The Affordable Care Act includes $3 trillion in savings through Medicare over the next 10 years, according to the nonpartisan Congressional Budget Office.
That’s more than enough to fund a Medicare-for-all health care system.
The savings come from several tax breaks that President Trump wants to use to help pay for the law, including tax deductions for state and local governments and a reduction in federal tax rates for businesses.

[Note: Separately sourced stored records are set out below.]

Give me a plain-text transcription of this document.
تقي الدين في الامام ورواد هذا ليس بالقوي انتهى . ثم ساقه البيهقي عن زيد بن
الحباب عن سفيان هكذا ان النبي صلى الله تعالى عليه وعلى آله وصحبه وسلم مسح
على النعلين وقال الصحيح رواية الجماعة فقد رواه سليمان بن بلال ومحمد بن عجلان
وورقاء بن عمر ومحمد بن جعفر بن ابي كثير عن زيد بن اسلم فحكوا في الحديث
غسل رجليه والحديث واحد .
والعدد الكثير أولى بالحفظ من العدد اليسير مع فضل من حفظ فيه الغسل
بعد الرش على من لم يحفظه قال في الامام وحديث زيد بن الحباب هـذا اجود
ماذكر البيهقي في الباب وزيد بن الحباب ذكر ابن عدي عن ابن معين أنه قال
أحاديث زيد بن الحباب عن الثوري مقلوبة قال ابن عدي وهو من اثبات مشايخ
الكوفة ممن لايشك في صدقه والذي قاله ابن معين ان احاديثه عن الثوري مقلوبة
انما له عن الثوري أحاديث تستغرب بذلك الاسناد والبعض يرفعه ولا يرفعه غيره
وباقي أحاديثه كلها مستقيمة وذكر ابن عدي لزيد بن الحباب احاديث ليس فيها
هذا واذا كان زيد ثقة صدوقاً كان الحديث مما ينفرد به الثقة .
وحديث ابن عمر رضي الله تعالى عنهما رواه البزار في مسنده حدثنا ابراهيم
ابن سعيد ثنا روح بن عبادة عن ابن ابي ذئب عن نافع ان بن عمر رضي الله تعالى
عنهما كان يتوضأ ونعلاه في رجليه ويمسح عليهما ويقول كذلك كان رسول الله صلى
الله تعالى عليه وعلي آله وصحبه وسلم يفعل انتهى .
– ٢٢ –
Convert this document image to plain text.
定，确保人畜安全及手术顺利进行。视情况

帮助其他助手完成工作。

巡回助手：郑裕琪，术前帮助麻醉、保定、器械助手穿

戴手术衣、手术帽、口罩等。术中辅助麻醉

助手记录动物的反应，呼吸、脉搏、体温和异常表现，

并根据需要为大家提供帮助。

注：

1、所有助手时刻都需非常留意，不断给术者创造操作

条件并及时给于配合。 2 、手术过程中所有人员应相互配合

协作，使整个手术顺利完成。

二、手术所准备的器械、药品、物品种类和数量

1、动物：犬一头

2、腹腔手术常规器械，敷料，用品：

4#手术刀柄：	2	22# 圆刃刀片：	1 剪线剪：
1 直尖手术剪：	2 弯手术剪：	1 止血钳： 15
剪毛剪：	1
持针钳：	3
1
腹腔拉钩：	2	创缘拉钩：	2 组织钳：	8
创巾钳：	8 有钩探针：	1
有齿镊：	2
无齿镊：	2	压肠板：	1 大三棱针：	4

The $3 billion is a small fraction of the overall $110 billion cost of the bill, but the Congressional Budget Board estimated that Medicare savings will add up to $1.4 trillion over 10 years.
The White House has argued that the savings from the tax breaks will cover the cost of a $1 trillion plan.
In fact, the savings are more than offset by a larger deficit, and the Senate has already passed a version of the AHCA that includes tax cuts that would be offset by the savings.
But it’s not clear how the AHC’s $3,000 tax cut for businesses would be used.
In addition to the $3 million in savings for businesses, the bill would also increase tax credits for people earning less than $200,000 per year, as well as a new $1,000 child tax credit for families earning up to four children.
The new child tax credits will be a key part of the final bill, and they could make up the difference in some cases, as Trump has suggested.
It’s unclear how much the tax credits would cost to implement, or how much money they would cost the government.
If implemented as a full tax cut, the tax credit could add $4.6 trillion to the federal deficit over the decade, according a CBO report released last month.
And if the credit was used to pay for an $8 trillion plan that would pay for every American’s health care, it would add $3 to the national debt, according CBO.
The House of Representatives voted on Thursday to pass the AHCs final version, but it’s unclear when that vote will happen.
A new Congressional Budget office report shows that Trump’s AHCA could increase the national deficit by $3-5 trillion over the coming decade, with some of the money going to pay claims by the military and Medicaid, two programs that already receive a lot of federal money.